When Caroline Shaw, at age 30, won the Pulitzer Prize for music in 2013 she told NPR that she considered herself a musician first. Composing, she seemed to imply, was just something she did.
Modesty, it turns out, will get you everywhere. Shaw has proven herself a compelling composer, violinist and vocalist, performing her own pieces, such as the beautiful violin concerto titled Lo, or contributing vocal tracks to Kanye West songs or even stepping into the Amazon television series Mozart in the Jungle for a cameo as herself.
It's Shaw the singer and composer who shines in this video, directed by Lew Baldwin with an austere, Richard Avedon-like aesthetic.
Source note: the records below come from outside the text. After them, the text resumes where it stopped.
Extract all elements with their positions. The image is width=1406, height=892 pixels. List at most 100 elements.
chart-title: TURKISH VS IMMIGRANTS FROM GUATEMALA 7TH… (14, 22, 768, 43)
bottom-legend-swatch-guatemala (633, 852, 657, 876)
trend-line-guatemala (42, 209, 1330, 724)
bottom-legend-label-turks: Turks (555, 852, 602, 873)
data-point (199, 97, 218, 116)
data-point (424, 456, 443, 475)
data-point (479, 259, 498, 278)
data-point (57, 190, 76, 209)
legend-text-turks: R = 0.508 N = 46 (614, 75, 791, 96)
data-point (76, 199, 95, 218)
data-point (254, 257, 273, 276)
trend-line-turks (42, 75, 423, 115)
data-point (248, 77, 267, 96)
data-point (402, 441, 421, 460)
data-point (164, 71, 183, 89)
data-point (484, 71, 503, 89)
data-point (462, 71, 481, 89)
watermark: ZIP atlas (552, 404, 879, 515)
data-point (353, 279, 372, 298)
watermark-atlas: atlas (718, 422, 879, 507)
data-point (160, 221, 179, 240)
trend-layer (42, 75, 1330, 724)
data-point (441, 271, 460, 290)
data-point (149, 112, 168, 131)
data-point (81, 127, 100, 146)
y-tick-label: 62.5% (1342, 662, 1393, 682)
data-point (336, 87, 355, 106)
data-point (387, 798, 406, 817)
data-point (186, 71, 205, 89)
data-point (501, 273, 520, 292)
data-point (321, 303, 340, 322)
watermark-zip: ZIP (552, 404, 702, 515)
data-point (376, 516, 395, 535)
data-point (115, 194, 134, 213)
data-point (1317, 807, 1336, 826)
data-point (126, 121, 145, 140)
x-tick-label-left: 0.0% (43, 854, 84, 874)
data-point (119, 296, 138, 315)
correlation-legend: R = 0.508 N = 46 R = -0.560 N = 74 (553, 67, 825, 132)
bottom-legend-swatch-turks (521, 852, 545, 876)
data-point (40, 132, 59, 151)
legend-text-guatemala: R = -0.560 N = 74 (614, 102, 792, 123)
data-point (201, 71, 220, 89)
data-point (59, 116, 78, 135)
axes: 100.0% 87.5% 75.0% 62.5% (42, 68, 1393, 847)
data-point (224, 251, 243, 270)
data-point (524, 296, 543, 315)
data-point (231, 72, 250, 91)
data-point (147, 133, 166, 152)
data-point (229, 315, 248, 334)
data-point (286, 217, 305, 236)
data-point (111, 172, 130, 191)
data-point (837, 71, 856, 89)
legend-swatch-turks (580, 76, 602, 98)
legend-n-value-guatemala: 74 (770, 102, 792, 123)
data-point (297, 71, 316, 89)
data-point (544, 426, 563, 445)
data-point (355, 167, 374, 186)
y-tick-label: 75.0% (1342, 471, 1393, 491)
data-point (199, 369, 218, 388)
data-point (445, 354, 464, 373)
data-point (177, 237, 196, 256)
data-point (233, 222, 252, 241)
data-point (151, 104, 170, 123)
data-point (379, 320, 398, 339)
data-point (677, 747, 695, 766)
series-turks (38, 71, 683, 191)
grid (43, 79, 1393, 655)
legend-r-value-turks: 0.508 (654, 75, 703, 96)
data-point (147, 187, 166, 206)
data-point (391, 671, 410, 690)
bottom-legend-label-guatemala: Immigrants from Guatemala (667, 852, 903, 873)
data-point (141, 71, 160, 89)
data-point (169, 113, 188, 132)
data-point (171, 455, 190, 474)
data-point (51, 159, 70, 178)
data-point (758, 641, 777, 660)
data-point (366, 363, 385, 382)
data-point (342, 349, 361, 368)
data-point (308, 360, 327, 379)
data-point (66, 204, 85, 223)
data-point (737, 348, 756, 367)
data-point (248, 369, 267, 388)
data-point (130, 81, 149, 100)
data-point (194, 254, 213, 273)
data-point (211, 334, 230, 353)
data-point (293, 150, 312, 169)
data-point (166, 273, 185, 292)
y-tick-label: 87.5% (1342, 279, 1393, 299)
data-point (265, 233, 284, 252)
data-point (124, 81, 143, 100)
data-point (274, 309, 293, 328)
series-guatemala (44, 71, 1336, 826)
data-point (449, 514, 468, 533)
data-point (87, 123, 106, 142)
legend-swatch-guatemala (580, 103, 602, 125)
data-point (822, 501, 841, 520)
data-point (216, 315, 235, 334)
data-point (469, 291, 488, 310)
It documents the first performance of Shaw performing her own song "And So," part of a three-song trilogy she wrote for mezzo-soprano Anne Sofie von Otter and the Philharmonia Baroque Orchestra.
In a reduced, but radiant, arrangement, Shaw is backed by the Attacca Quartet, which plays without vibrato and finds vast coloration in the composer's evocative approach to pizzicato – marking moments like the ticking of interlocking clocks. Shaw's voice, at turns ferocious and tender, emits a purity of purpose.
The lyrics, Shaw says, are a combination of her own, interwoven with those of Gertrude Stein, Robert Burns and Billy Joel. Odd bedfellows they may be, but the admixture, rich in wide open, accentuated vowels, sparkles with a kind of metaphysical whimsy. Love and the lives of lovers are defined, literally, in poetic terms. One verse reads:
Would scansion cease
to mark the beats
if I went away?
Would a syllable interrupt the feet of tetrametric iambs when I am gone?
Listen and I will sing a tune of love and life and of the ocean's prose and the poetry of a red, red rose
that's nearly sprung in June
And so it goes for Caroline Shaw. The modest North Carolinian, since her Pulitzer win, continues to create arresting music.
Caroline Shaw and the Attacca Quartet perform at Lincoln Center's White Light Festival, Nov. 14.